Deep tech embodies a specific approach to creation, launch, and commercialization. Various enterprises have different names for this creative process, but all successful deep tech ventures share four basic attributes:

  • They are problem oriented. Deep tech ventures aim to solve large and fundamental challenges to society. For example, 97% of deep tech ventures we have studied contribute to meeting at least one of the United Nations’ Sustainable Development Goals.
  • They look at using the best existing or emerging technologies to solve the problem at hand. These solutions harness advanced materials, synthetic biology, artificial intelligence, or quantum technologies; 96% of deep tech ventures use at least two technologies, and 66% use more than one advanced technology. This enables them to generate distinctive intellectual property.
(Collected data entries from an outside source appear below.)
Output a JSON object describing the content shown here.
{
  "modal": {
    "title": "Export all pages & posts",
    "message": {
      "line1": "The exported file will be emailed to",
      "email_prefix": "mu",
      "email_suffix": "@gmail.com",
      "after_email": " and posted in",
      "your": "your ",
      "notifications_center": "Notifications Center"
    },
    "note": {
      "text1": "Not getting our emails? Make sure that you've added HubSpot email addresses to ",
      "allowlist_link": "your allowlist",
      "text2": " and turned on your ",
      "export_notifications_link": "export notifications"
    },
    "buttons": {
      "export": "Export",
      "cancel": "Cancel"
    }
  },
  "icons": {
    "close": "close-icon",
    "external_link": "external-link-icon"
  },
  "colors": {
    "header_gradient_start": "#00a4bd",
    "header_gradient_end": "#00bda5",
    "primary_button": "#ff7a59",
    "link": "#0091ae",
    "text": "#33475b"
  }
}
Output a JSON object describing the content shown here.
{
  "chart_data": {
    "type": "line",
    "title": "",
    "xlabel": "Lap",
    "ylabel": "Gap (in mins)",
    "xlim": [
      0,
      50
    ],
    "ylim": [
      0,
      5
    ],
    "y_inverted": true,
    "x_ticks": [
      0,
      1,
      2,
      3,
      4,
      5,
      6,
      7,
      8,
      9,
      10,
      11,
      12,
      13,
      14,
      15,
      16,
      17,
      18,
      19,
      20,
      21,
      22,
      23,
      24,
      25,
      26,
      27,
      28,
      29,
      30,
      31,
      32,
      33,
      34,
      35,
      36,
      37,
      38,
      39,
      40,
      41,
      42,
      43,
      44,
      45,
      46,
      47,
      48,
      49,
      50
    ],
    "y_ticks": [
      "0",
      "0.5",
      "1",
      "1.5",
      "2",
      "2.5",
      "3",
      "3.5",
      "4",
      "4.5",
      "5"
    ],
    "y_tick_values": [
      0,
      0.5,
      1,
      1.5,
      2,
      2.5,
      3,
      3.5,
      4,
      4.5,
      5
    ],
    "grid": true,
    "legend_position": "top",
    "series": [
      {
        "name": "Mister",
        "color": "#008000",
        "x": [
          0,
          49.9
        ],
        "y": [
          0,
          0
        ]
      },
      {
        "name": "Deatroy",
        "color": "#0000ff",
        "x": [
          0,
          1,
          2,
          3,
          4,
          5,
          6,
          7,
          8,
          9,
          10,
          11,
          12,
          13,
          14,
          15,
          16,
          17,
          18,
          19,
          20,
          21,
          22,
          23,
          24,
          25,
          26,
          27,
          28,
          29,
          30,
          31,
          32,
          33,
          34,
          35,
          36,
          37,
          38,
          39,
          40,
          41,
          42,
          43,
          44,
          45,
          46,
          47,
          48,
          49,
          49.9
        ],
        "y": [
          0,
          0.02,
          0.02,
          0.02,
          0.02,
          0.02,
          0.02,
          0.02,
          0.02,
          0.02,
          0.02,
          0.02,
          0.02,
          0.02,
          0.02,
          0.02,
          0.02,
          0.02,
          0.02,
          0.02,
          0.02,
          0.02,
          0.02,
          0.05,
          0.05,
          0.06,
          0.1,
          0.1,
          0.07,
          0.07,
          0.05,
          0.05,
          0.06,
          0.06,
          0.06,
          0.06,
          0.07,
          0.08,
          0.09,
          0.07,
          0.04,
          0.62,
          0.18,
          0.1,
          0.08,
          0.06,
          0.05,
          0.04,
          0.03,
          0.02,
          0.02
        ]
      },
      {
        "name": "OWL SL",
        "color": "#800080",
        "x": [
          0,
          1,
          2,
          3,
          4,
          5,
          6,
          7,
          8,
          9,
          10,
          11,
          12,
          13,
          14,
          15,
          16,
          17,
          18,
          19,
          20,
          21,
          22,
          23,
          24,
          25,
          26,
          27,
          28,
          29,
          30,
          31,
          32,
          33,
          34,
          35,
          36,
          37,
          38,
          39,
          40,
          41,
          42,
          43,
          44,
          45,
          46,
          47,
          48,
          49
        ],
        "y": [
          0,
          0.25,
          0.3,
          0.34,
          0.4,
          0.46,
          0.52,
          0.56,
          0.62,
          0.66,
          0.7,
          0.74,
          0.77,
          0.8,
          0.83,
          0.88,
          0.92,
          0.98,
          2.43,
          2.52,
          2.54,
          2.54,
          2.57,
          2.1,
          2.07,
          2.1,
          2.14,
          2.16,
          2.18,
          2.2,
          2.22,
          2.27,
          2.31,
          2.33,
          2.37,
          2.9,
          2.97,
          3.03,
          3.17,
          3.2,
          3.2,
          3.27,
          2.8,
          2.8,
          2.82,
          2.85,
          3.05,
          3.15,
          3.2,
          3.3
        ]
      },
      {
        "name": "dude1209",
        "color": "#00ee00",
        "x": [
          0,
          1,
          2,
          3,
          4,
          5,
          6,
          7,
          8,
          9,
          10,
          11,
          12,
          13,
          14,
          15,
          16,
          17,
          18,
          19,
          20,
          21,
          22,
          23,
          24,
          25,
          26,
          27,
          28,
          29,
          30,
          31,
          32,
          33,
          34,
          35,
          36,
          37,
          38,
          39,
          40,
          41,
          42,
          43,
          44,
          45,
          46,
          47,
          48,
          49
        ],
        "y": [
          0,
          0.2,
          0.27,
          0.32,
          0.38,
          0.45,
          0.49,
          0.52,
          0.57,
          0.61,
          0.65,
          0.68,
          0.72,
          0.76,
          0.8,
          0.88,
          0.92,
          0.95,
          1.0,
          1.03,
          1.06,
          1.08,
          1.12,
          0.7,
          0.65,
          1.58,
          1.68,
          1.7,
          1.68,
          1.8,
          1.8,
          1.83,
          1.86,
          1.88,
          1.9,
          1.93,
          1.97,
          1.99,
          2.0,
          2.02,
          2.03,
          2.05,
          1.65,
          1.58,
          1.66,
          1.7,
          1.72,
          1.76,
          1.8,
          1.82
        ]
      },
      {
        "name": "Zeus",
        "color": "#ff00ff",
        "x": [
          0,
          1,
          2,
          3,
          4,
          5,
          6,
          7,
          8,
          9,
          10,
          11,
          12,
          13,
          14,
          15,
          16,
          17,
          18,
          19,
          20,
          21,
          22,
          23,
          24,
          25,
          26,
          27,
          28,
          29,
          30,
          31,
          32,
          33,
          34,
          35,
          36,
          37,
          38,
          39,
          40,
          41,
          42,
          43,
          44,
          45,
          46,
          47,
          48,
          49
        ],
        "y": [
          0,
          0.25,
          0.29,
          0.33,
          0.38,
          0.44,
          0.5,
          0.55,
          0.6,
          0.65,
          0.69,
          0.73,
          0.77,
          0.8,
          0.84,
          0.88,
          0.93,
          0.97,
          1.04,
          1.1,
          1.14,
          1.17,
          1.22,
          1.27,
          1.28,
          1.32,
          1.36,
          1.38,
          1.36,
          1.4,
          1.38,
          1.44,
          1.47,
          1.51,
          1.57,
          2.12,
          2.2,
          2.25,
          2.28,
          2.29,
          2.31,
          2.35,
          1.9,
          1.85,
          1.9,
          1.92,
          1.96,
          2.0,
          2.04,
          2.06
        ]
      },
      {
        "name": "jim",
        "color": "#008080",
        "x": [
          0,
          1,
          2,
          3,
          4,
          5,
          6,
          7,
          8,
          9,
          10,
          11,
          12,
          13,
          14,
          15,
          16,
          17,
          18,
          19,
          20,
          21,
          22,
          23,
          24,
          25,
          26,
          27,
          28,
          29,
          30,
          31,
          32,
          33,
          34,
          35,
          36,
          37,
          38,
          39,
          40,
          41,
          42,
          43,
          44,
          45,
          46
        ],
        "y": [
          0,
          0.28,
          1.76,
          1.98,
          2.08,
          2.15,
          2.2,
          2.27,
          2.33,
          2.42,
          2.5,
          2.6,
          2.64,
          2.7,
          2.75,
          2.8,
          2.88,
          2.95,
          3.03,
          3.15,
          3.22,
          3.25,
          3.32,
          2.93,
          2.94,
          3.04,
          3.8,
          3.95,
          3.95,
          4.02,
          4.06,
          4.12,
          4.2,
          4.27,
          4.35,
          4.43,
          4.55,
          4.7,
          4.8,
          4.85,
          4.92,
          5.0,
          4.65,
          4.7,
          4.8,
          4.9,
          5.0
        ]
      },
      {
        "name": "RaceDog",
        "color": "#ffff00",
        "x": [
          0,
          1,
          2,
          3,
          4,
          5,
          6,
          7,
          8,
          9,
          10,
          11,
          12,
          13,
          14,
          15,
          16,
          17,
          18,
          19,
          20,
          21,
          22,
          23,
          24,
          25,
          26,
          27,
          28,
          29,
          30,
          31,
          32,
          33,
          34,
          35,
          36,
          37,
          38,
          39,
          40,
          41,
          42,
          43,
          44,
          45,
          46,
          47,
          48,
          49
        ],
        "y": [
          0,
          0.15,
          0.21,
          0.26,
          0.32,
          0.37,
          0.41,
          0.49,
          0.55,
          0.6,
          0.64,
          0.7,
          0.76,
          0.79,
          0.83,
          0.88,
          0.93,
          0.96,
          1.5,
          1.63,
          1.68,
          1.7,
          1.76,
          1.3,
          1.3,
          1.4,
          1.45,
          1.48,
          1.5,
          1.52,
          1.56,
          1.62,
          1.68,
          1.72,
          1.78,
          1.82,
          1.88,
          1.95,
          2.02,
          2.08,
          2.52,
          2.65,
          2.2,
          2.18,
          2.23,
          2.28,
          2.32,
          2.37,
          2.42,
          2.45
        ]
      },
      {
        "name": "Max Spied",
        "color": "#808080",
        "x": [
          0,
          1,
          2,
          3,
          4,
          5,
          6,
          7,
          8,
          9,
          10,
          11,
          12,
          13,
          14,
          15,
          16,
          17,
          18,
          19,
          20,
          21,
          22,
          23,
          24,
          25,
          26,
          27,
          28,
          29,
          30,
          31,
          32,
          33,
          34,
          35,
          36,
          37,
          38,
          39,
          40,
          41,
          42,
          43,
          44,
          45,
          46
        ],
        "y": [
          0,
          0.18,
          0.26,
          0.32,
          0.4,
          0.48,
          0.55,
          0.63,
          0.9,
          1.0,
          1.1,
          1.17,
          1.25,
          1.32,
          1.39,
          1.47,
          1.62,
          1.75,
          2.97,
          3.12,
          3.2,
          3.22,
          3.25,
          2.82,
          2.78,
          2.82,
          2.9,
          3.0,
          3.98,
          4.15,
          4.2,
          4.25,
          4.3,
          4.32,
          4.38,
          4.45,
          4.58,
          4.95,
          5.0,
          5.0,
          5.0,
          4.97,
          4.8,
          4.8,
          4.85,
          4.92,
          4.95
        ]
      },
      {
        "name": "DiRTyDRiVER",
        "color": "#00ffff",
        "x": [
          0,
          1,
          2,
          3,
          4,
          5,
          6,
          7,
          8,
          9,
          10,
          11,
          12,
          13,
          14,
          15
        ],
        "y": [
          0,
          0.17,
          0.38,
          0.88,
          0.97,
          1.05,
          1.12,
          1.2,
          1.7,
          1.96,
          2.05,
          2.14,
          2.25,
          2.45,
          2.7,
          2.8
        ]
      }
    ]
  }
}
About 70% of deep tech ventures own patents related to their products or services.
  • They have shifted from digital innovation—based on bits—to digital and physical innovation—based on bits and atoms. About 83% of deep tech ventures are designing and building a physical product. Their digital proficiency is focused on using artificial intelligence, machine learning, and advanced computation to explore frontiers in physics, chemistry, and biology.
  • They are catalyzing the emergence of a new cross-organizational ecosystem for investment, support, basic research, and application development. Because of the complexity and large scale of these innovations, and the deep scientific background that is needed to drive them, they involve large institutions and funding sources from the start. It is impossible for two entrepreneurial college dropouts in a garage to come up with a meaningful deep tech contribution on their own. An estimated 1,500 universities and research labs are involved in deep tech. [See “The Awakening of Funding Sources.”]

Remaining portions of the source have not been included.